Todd left the answer there, saying, "We'll see if Mr. Roush liked that answer or not."

About the Obama administration's Iran nuclear deal, Carson said, "It is perhaps the worst deal in the history of the United States."

Todd also asked Carson what he expects from the "Voters First" Republican Forum debate to be held Monday.

"Well, I hope that people will get an opportunity to see who I really am, not who other people have said that I am," Carson said. "And will have an opportunity to actually see what I think about a variety of subjects. You know, I have a tendency to be asked about medical things. And very seldom do I get asked about, you know, other types of political things that are important."

More than a dozen Republican presidential candidates are expected to take part in the debate in Manchester, New Hampshire, on Thursday.
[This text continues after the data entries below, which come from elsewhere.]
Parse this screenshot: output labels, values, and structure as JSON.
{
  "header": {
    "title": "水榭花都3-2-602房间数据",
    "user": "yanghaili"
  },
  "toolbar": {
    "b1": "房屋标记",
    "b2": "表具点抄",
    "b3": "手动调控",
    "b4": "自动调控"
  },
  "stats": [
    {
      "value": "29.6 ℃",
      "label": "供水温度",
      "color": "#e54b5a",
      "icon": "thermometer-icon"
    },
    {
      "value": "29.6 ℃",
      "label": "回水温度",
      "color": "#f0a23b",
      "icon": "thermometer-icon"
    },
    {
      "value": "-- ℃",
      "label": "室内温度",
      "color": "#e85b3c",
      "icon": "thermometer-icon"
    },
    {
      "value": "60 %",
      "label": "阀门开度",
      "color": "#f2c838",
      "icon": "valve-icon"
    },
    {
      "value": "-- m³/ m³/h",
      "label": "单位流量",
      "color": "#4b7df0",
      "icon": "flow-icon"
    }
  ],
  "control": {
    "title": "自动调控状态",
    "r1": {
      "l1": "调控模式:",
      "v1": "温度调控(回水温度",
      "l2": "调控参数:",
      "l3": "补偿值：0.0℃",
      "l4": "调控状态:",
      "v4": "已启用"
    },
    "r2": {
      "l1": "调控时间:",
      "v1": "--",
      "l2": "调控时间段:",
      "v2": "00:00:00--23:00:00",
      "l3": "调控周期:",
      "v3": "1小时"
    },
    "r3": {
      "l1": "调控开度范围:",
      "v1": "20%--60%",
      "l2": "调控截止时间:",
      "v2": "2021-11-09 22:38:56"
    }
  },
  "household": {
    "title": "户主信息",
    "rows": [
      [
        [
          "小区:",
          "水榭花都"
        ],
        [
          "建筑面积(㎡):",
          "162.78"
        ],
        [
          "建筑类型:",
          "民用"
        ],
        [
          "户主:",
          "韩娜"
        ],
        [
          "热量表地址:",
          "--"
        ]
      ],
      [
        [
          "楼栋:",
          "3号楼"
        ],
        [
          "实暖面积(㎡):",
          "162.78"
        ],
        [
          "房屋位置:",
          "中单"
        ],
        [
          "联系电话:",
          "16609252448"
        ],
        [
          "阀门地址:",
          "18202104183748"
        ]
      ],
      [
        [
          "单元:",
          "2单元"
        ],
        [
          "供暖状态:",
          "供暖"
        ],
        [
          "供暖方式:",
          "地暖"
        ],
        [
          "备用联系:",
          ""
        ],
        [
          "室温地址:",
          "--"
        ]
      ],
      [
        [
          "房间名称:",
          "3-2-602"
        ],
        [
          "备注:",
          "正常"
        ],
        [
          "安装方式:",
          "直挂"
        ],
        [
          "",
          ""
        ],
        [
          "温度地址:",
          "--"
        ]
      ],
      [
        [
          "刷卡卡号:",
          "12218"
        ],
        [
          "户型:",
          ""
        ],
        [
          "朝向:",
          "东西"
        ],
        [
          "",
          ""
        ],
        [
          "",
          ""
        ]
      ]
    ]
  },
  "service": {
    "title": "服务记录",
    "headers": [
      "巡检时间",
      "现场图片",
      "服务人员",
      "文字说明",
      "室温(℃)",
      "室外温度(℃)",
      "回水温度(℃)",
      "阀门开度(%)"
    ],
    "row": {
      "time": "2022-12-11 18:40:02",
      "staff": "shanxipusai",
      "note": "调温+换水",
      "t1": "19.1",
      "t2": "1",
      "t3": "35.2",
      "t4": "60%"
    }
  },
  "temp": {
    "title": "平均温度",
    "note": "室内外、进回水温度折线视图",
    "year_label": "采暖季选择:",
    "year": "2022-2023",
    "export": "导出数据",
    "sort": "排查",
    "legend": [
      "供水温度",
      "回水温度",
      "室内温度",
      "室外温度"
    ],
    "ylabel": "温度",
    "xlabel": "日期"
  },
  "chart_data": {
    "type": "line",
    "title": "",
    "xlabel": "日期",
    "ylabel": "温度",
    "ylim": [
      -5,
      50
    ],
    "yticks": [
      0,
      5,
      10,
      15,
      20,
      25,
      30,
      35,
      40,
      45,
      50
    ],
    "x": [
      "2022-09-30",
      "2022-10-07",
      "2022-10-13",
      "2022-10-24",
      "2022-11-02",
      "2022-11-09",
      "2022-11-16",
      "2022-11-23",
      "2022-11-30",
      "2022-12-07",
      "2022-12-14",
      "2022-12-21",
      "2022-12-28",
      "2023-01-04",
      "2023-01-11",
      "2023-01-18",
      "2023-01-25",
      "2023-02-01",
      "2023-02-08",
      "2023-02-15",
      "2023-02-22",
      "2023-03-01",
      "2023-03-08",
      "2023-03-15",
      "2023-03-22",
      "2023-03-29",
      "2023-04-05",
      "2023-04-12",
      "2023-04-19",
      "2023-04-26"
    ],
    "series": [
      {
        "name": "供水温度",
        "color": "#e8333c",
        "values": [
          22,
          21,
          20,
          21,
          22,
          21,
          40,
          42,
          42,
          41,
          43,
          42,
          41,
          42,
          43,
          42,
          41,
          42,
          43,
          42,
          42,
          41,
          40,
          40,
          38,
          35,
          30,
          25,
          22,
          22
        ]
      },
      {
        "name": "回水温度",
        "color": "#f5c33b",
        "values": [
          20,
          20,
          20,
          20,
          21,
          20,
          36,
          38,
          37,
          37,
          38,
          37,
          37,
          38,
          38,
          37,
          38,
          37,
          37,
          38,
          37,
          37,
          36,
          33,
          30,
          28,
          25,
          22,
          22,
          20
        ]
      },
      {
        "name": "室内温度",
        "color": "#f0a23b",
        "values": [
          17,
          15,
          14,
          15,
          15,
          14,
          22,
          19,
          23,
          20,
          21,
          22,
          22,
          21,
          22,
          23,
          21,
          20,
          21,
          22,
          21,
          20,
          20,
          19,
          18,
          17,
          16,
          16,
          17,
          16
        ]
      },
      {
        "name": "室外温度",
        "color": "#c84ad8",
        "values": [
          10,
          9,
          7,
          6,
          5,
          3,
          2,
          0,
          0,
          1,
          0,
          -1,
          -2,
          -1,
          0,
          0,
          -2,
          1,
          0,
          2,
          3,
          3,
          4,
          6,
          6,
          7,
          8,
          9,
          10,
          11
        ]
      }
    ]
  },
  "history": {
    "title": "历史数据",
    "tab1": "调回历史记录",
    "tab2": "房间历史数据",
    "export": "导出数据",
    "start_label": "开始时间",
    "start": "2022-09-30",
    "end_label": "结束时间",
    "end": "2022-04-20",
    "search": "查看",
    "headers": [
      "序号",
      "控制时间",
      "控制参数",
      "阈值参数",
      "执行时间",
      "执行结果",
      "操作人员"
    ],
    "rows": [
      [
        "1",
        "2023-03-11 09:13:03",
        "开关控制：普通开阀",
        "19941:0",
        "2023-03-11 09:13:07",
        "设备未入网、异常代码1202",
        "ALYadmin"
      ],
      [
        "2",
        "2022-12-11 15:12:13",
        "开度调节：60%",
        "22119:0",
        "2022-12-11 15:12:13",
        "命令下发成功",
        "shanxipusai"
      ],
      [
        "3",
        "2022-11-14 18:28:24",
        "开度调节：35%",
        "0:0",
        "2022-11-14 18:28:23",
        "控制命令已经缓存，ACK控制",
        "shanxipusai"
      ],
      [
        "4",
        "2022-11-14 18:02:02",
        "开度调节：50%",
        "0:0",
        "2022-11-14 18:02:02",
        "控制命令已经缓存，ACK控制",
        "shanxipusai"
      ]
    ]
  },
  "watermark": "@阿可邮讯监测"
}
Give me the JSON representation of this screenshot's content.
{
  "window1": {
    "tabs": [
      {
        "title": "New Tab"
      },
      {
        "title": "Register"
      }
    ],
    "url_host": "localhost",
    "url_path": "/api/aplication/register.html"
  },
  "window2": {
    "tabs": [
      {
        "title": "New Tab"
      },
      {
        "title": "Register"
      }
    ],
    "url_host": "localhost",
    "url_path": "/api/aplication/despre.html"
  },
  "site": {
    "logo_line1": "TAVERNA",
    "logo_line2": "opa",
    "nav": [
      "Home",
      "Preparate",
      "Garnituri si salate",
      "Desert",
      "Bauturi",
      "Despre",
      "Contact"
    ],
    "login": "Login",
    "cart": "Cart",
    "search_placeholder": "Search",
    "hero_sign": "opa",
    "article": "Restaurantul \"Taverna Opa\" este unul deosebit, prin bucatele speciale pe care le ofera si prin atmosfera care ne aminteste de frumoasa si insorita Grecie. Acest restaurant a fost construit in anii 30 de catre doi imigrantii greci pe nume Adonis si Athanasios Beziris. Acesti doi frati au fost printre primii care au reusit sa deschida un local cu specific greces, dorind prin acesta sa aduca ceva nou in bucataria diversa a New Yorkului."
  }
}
During the interview, Todd referred to Carson as "the other non-politician who's been breaking through."

"I think it's a tremendous help," Carson said, about his lack of political background. "It's a tremendous aid because fewer people are talking about my lack of political experience now. And that's good because, you know, experience can come from a variety of different places. And certainly the life that you have led, you know, in my case, you know, solving complex problems, being involved in corporate America, starting a national nonprofit, you get an enormous amount of experience doing these things, particularly in solving problems. And, you know, it's an erroneous thought that only political experience is expedient."